Auteur : Arnaud DUFOURNET, Chief Marketing Officer

Face aux récents progrès de l’informatique quantique, les États et leurs agences de sécurité informatique encouragent activement les organisations à protéger leurs infrastructures numériques sensibles en adoptant la cryptographie post-quantique dès que possible. Dans cette même optique, la Commission européenne vient de publier une recommandation pour un déploiement coordonné et synchronisé entre les États membres de l’Union. Pour entamer leur transition, les organisations doivent impérativement passer par une première étape consistant à réaliser un inventaire précis des systèmes cryptographiques qu’elles utilisent. Une étape qui peut se révéler très fastidieuse mais qui est absolument indispensable pour gérer efficacement les risques.
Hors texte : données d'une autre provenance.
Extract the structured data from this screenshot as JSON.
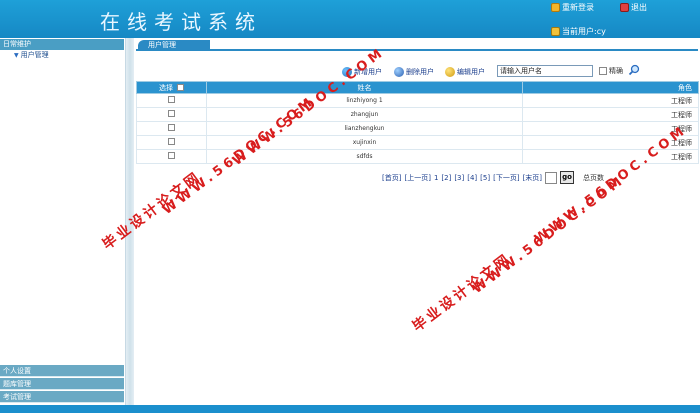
{
  "header": {
    "title": "在线考试系统",
    "relogin_label": "重新登录",
    "exit_label": "退出",
    "current_user": "当前用户:cy"
  },
  "sidebar": {
    "section_title": "日常维护",
    "items": [
      {
        "label": "用户管理"
      }
    ],
    "bottom_sections": [
      {
        "label": "个人设置"
      },
      {
        "label": "题库管理"
      },
      {
        "label": "考试管理"
      }
    ]
  },
  "main": {
    "tab_label": "用户管理",
    "toolbar": {
      "add_label": "新增用户",
      "delete_label": "删除用户",
      "edit_label": "编辑用户",
      "search_value": "请输入用户名",
      "exact_label": "精确"
    },
    "table": {
      "columns": [
        "选择",
        "姓名",
        "角色"
      ],
      "rows": [
        {
          "name": "linzhiyong 1",
          "role": "工程师"
        },
        {
          "name": "zhangjun",
          "role": "工程师"
        },
        {
          "name": "lianzhengkun",
          "role": "工程师"
        },
        {
          "name": "xujinxin",
          "role": "工程师"
        },
        {
          "name": "sdfds",
          "role": "工程师"
        }
      ]
    },
    "pager": {
      "first": "[首页]",
      "prev": "[上一页]",
      "current": "1",
      "pages": [
        "[2]",
        "[3]",
        "[4]",
        "[5]"
      ],
      "next": "[下一页]",
      "last": "[末页]",
      "go_label": "go",
      "total_label": "总页数"
    }
  },
  "watermarks": {
    "cn": "毕业设计论文网",
    "en": "WWW.56DOC.COM"
  },
  "colors": {
    "header_blue": "#1b8fcd",
    "table_header": "#2b93cf",
    "watermark_red": "#d81d1d"
  }
}
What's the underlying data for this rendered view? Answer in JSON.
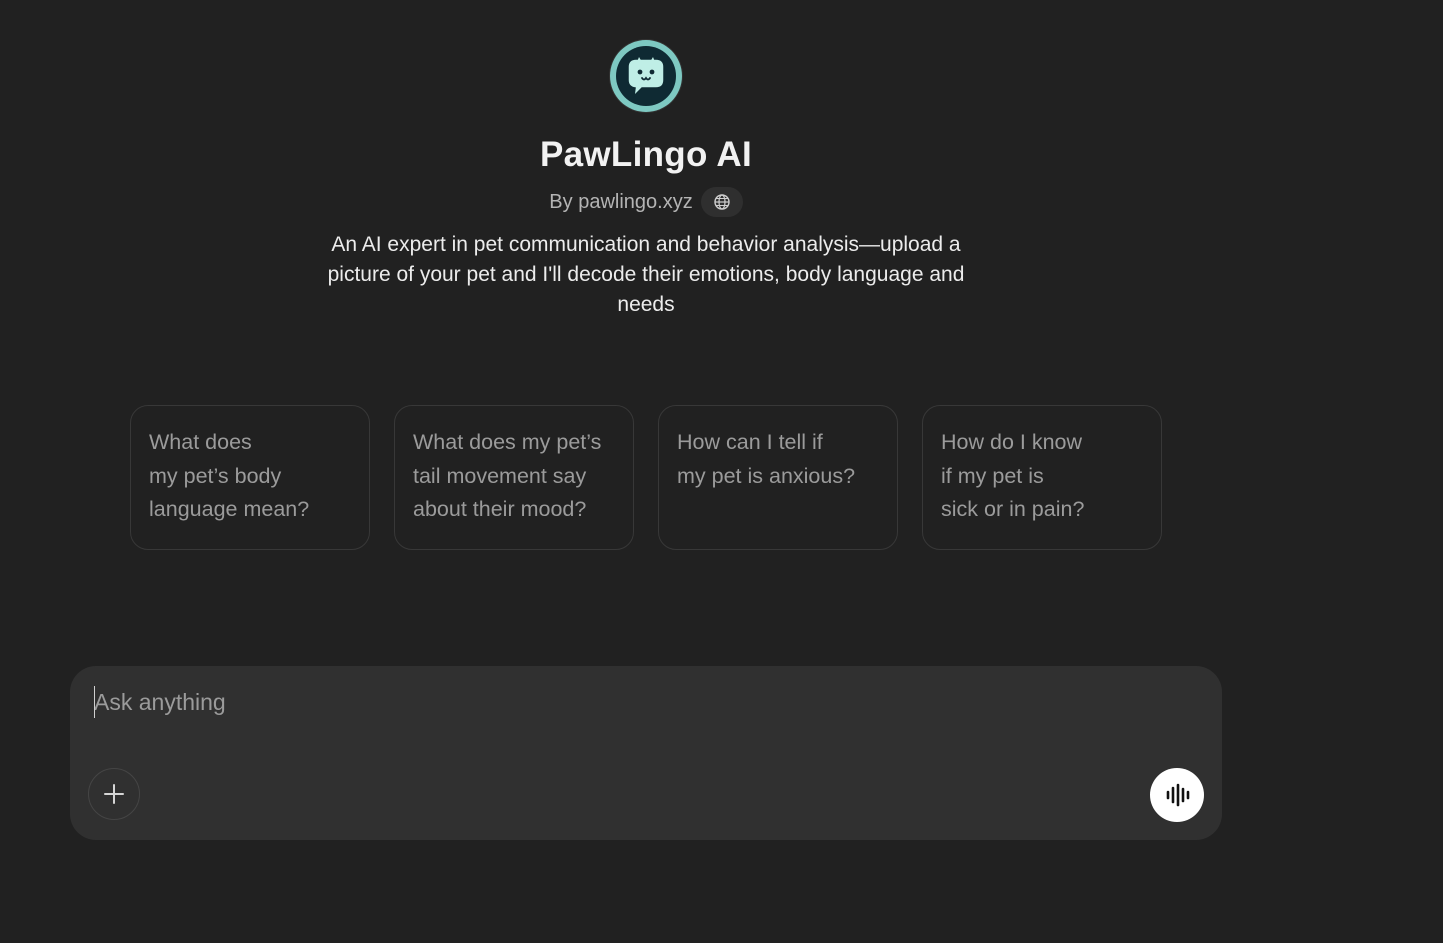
{
  "gpt": {
    "name": "PawLingo AI",
    "byline": "By pawlingo.xyz",
    "description": "An AI expert in pet communication and behavior analysis—upload a picture of your pet and I'll decode their emotions, body language and needs",
    "avatar_icon": "chat-bubble-cat-icon",
    "avatar_color": "#7ec9c2"
  },
  "starters": [
    {
      "label": "What does\nmy pet’s body\nlanguage mean?"
    },
    {
      "label": "What does my pet’s\ntail movement say\nabout their mood?"
    },
    {
      "label": "How can I tell if\nmy pet is anxious?"
    },
    {
      "label": "How do I know\nif my pet is\nsick or in pain?"
    }
  ],
  "composer": {
    "placeholder": "Ask anything",
    "value": "",
    "attach_icon": "plus-icon",
    "voice_icon": "voice-waveform-icon"
  },
  "colors": {
    "background": "#212121",
    "composer_bg": "#303030",
    "card_border": "#383838",
    "muted_text": "#9b9b9b"
  }
}
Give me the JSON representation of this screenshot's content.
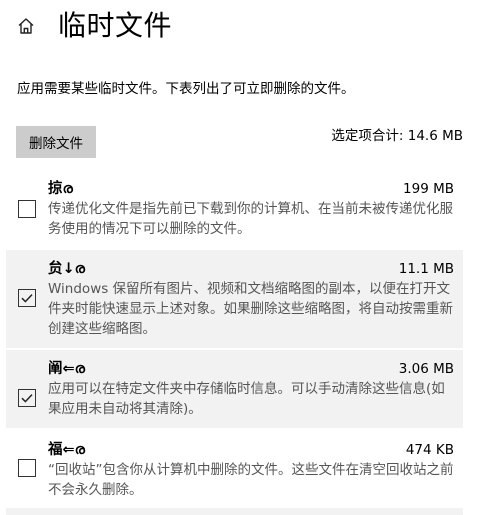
{
  "header": {
    "title": "临时文件",
    "home_icon": "home-icon"
  },
  "description": "应用需要某些临时文件。下表列出了可立即删除的文件。",
  "actions": {
    "delete_label": "删除文件",
    "total_label": "选定项合计: 14.6 MB"
  },
  "items": [
    {
      "name": "掠ര",
      "size": "199 MB",
      "checked": false,
      "description": "传递优化文件是指先前已下载到你的计算机、在当前未被传递优化服务使用的情况下可以删除的文件。"
    },
    {
      "name": "贠↓ര",
      "size": "11.1 MB",
      "checked": true,
      "description": "Windows 保留所有图片、视频和文档缩略图的副本，以便在打开文件夹时能快速显示上述对象。如果删除这些缩略图，将自动按需重新创建这些缩略图。"
    },
    {
      "name": "阐⇐ര",
      "size": "3.06 MB",
      "checked": true,
      "description": "应用可以在特定文件夹中存储临时信息。可以手动清除这些信息(如果应用未自动将其清除)。"
    },
    {
      "name": "福⇐ര",
      "size": "474 KB",
      "checked": false,
      "description": "“回收站”包含你从计算机中删除的文件。这些文件在清空回收站之前不会永久删除。"
    }
  ],
  "colors": {
    "checked_bg": "#f2f2f2",
    "button_bg": "#cccccc",
    "desc_text": "#555555"
  }
}
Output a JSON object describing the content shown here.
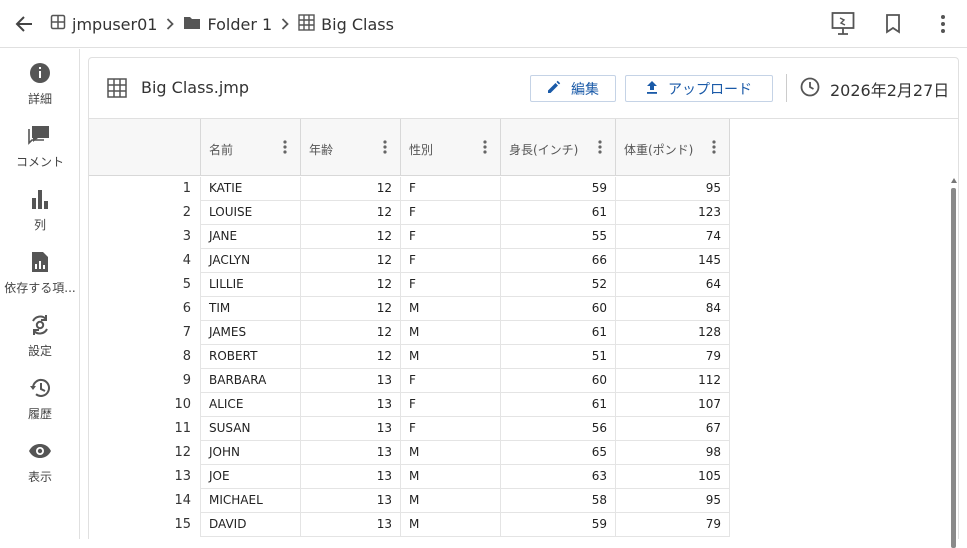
{
  "breadcrumb": {
    "items": [
      "jmpuser01",
      "Folder 1",
      "Big Class"
    ]
  },
  "sidebar": {
    "items": [
      {
        "label": "詳細",
        "icon": "info-icon"
      },
      {
        "label": "コメント",
        "icon": "comment-icon"
      },
      {
        "label": "列",
        "icon": "bar-chart-icon"
      },
      {
        "label": "依存する項...",
        "icon": "document-chart-icon"
      },
      {
        "label": "設定",
        "icon": "settings-sync-icon"
      },
      {
        "label": "履歴",
        "icon": "history-icon"
      },
      {
        "label": "表示",
        "icon": "eye-icon"
      }
    ]
  },
  "card": {
    "title": "Big Class.jmp",
    "edit_label": "編集",
    "upload_label": "アップロード",
    "date": "2026年2月27日"
  },
  "table": {
    "columns": [
      "名前",
      "年齢",
      "性別",
      "身長(インチ)",
      "体重(ポンド)"
    ],
    "rows": [
      {
        "n": "1",
        "name": "KATIE",
        "age": "12",
        "sex": "F",
        "height": "59",
        "weight": "95"
      },
      {
        "n": "2",
        "name": "LOUISE",
        "age": "12",
        "sex": "F",
        "height": "61",
        "weight": "123"
      },
      {
        "n": "3",
        "name": "JANE",
        "age": "12",
        "sex": "F",
        "height": "55",
        "weight": "74"
      },
      {
        "n": "4",
        "name": "JACLYN",
        "age": "12",
        "sex": "F",
        "height": "66",
        "weight": "145"
      },
      {
        "n": "5",
        "name": "LILLIE",
        "age": "12",
        "sex": "F",
        "height": "52",
        "weight": "64"
      },
      {
        "n": "6",
        "name": "TIM",
        "age": "12",
        "sex": "M",
        "height": "60",
        "weight": "84"
      },
      {
        "n": "7",
        "name": "JAMES",
        "age": "12",
        "sex": "M",
        "height": "61",
        "weight": "128"
      },
      {
        "n": "8",
        "name": "ROBERT",
        "age": "12",
        "sex": "M",
        "height": "51",
        "weight": "79"
      },
      {
        "n": "9",
        "name": "BARBARA",
        "age": "13",
        "sex": "F",
        "height": "60",
        "weight": "112"
      },
      {
        "n": "10",
        "name": "ALICE",
        "age": "13",
        "sex": "F",
        "height": "61",
        "weight": "107"
      },
      {
        "n": "11",
        "name": "SUSAN",
        "age": "13",
        "sex": "F",
        "height": "56",
        "weight": "67"
      },
      {
        "n": "12",
        "name": "JOHN",
        "age": "13",
        "sex": "M",
        "height": "65",
        "weight": "98"
      },
      {
        "n": "13",
        "name": "JOE",
        "age": "13",
        "sex": "M",
        "height": "63",
        "weight": "105"
      },
      {
        "n": "14",
        "name": "MICHAEL",
        "age": "13",
        "sex": "M",
        "height": "58",
        "weight": "95"
      },
      {
        "n": "15",
        "name": "DAVID",
        "age": "13",
        "sex": "M",
        "height": "59",
        "weight": "79"
      }
    ]
  },
  "colors": {
    "accent": "#1a5aa8",
    "border": "#e0e0e0",
    "icon": "#555555"
  }
}
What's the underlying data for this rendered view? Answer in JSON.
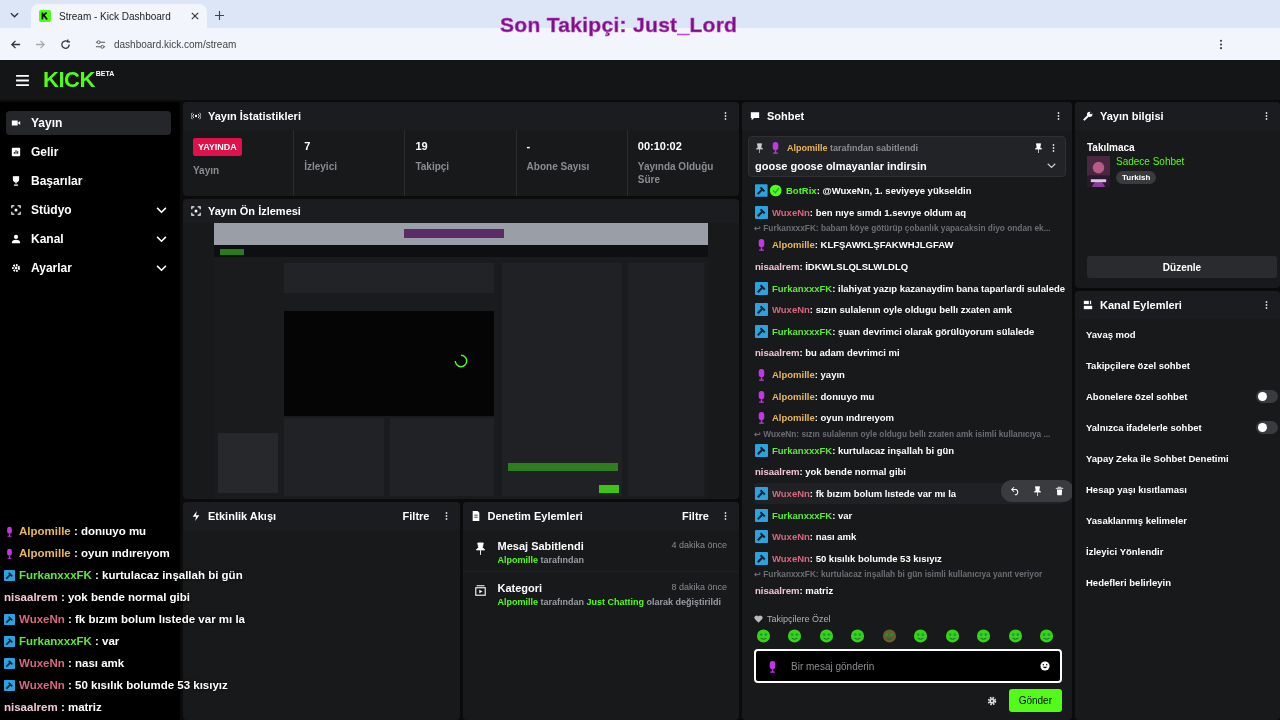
{
  "browser": {
    "tab_title": "Stream - Kick Dashboard",
    "url": "dashboard.kick.com/stream"
  },
  "stream_overlay": {
    "text": "Son Takipçi: Just_Lord"
  },
  "topbar": {
    "logo": "KICK",
    "logo_badge": "BETA"
  },
  "sidebar": {
    "items": [
      {
        "label": "Yayın",
        "kind": "link",
        "selected": true
      },
      {
        "label": "Gelir",
        "kind": "link",
        "selected": false
      },
      {
        "label": "Başarılar",
        "kind": "link",
        "selected": false
      },
      {
        "label": "Stüdyo",
        "kind": "group",
        "selected": false
      },
      {
        "label": "Kanal",
        "kind": "group",
        "selected": false
      },
      {
        "label": "Ayarlar",
        "kind": "group",
        "selected": false
      }
    ]
  },
  "stats": {
    "title": "Yayın İstatistikleri",
    "live_badge": "YAYINDA",
    "cells": [
      {
        "kind": "badge",
        "label": "Yayın"
      },
      {
        "kind": "value",
        "value": "7",
        "label": "İzleyici"
      },
      {
        "kind": "value",
        "value": "19",
        "label": "Takipçi"
      },
      {
        "kind": "value",
        "value": "-",
        "label": "Abone Sayısı"
      },
      {
        "kind": "value",
        "value": "00:10:02",
        "label": "Yayında Olduğu Süre"
      }
    ]
  },
  "preview": {
    "title": "Yayın Ön İzlemesi",
    "kind": "picture"
  },
  "activity": {
    "title": "Etkinlik Akışı",
    "filter": "Filtre"
  },
  "moderation": {
    "title": "Denetim Eylemleri",
    "filter": "Filtre",
    "items": [
      {
        "kind": "pin",
        "title": "Mesaj Sabitlendi",
        "time": "4 dakika önce",
        "text": "**Alpomille** tarafından"
      },
      {
        "kind": "category",
        "title": "Kategori",
        "time": "8 dakika önce",
        "text": "**Alpomille** tarafından **Just Chatting** olarak değiştirildi"
      }
    ]
  },
  "chat": {
    "title": "Sohbet",
    "pinned": {
      "user": "Alpomille",
      "by": "tarafından sabitlendi",
      "message": "goose goose olmayanlar indirsin"
    },
    "messages": [
      {
        "kind": "bot",
        "user": "BotRix",
        "color": "#53fc18",
        "text": ": @WuxeNn, 1. seviyeye yükseldin",
        "hovered": false
      },
      {
        "kind": "mod",
        "user": "WuxeNn",
        "color": "#d9677f",
        "text": ": ben nıye sımdı 1.sevıye oldum aq",
        "hovered": false
      },
      {
        "kind": "reply",
        "text": "↩ FurkanxxxFK: babam köye götürüp çobanlık yapacaksin diyo ondan ek..."
      },
      {
        "kind": "mic",
        "user": "Alpomille",
        "color": "#e8b75b",
        "text": ": KLFŞAWKLŞFAKWHJLGFAW",
        "hovered": false
      },
      {
        "kind": "plain",
        "user": "nisaalrem",
        "color": "#f2c6d8",
        "text": ": İDKWLSLQLSLWLDLQ",
        "hovered": false
      },
      {
        "kind": "mod",
        "user": "FurkanxxxFK",
        "color": "#5ee93a",
        "text": ": ilahiyat yazıp kazanaydim bana taparlardi sulalede",
        "hovered": false
      },
      {
        "kind": "mod",
        "user": "WuxeNn",
        "color": "#d9677f",
        "text": ": sızın sulalenın oyle oldugu bellı zxaten amk",
        "hovered": false
      },
      {
        "kind": "mod",
        "user": "FurkanxxxFK",
        "color": "#5ee93a",
        "text": ": şuan devrimci olarak görülüyorum sülalede",
        "hovered": false
      },
      {
        "kind": "plain",
        "user": "nisaalrem",
        "color": "#f2c6d8",
        "text": ": bu adam devrimci mi",
        "hovered": false
      },
      {
        "kind": "mic",
        "user": "Alpomille",
        "color": "#e8b75b",
        "text": ": yayın",
        "hovered": false
      },
      {
        "kind": "mic",
        "user": "Alpomille",
        "color": "#e8b75b",
        "text": ": donıuyo mu",
        "hovered": false
      },
      {
        "kind": "mic",
        "user": "Alpomille",
        "color": "#e8b75b",
        "text": ": oyun ındıreıyom",
        "hovered": false
      },
      {
        "kind": "reply",
        "text": "↩ WuxeNn: sızın sulalenın oyle oldugu bellı zxaten amk isimli kullanıcıya ..."
      },
      {
        "kind": "mod",
        "user": "FurkanxxxFK",
        "color": "#5ee93a",
        "text": ": kurtulacaz inşallah bi gün",
        "hovered": false
      },
      {
        "kind": "plain",
        "user": "nisaalrem",
        "color": "#f2c6d8",
        "text": ": yok bende normal gibi",
        "hovered": false
      },
      {
        "kind": "mod",
        "user": "WuxeNn",
        "color": "#d9677f",
        "text": ": fk bızım bolum lıstede var mı la",
        "hovered": true
      },
      {
        "kind": "mod",
        "user": "FurkanxxxFK",
        "color": "#5ee93a",
        "text": ": var",
        "hovered": false
      },
      {
        "kind": "mod",
        "user": "WuxeNn",
        "color": "#d9677f",
        "text": ": nası amk",
        "hovered": false
      },
      {
        "kind": "mod",
        "user": "WuxeNn",
        "color": "#d9677f",
        "text": ": 50 kısılık bolumde 53 kısıyız",
        "hovered": false
      },
      {
        "kind": "reply",
        "text": "↩ FurkanxxxFK: kurtulacaz inşallah bi gün isimli kullanıcıya yanıt veriyor"
      },
      {
        "kind": "plain",
        "user": "nisaalrem",
        "color": "#f2c6d8",
        "text": ": matriz",
        "hovered": false
      }
    ],
    "emote_section": "Takipçilere Özel",
    "input_placeholder": "Bir mesaj gönderin",
    "send": "Gönder"
  },
  "stream_info": {
    "title": "Yayın bilgisi",
    "stream_title": "Takılmaca",
    "category": "Sadece Sohbet",
    "tag": "Turkish",
    "edit": "Düzenle"
  },
  "channel_actions": {
    "title": "Kanal Eylemleri",
    "items": [
      {
        "kind": "plain",
        "label": "Yavaş mod"
      },
      {
        "kind": "plain",
        "label": "Takipçilere özel sohbet"
      },
      {
        "kind": "toggle",
        "label": "Abonelere özel sohbet",
        "on": false
      },
      {
        "kind": "toggle",
        "label": "Yalnızca ifadelerle sohbet",
        "on": false
      },
      {
        "kind": "plain",
        "label": "Yapay Zeka ile Sohbet Denetimi"
      },
      {
        "kind": "plain",
        "label": "Hesap yaşı kısıtlaması"
      },
      {
        "kind": "plain",
        "label": "Yasaklanmış kelimeler"
      },
      {
        "kind": "plain",
        "label": "İzleyici Yönlendir"
      },
      {
        "kind": "plain",
        "label": "Hedefleri belirleyin"
      }
    ]
  },
  "overlay_chat": [
    {
      "kind": "mic",
      "user": "Alpomille",
      "color": "#e8b75b",
      "text": ": donıuyo mu"
    },
    {
      "kind": "mic",
      "user": "Alpomille",
      "color": "#e8b75b",
      "text": ": oyun ındıreıyom"
    },
    {
      "kind": "mod",
      "user": "FurkanxxxFK",
      "color": "#5ee93a",
      "text": ": kurtulacaz inşallah bi gün"
    },
    {
      "kind": "plain",
      "user": "nisaalrem",
      "color": "#f2c6d8",
      "text": ": yok bende normal gibi"
    },
    {
      "kind": "mod",
      "user": "WuxeNn",
      "color": "#d9677f",
      "text": ": fk bızım bolum lıstede var mı la"
    },
    {
      "kind": "mod",
      "user": "FurkanxxxFK",
      "color": "#5ee93a",
      "text": ": var"
    },
    {
      "kind": "mod",
      "user": "WuxeNn",
      "color": "#d9677f",
      "text": ": nası amk"
    },
    {
      "kind": "mod",
      "user": "WuxeNn",
      "color": "#d9677f",
      "text": ": 50 kısılık bolumde 53 kısıyız"
    },
    {
      "kind": "plain",
      "user": "nisaalrem",
      "color": "#f2c6d8",
      "text": ": matriz"
    }
  ]
}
La cryptographie est omniprésente dans notre vie numérique

Ordinateurs et systèmes d’exploitation, équipements réseaux, communications (téléphonie, e-mail, messagerie instantanée…), bases de données, cartes à puces, logiciels applicatifs propriétaires ou tiers comme les VPN, systèmes SCADA, systèmes de sécurité physique (caméra, accès)… la cryptographie est présente absolument partout et elle est souvent totalement transparente pour les utilisateurs.

Le premier défi d’un changement d’algorithme de cryptographie consiste d’abord à recenser tous les cas d’utilisation. Et ce défi est de taille. Keyfactor nous rappelle dans une étude que 62 % des organisations ne connaissent pas précisément combien de clés et de certificats elles utilisent réellement.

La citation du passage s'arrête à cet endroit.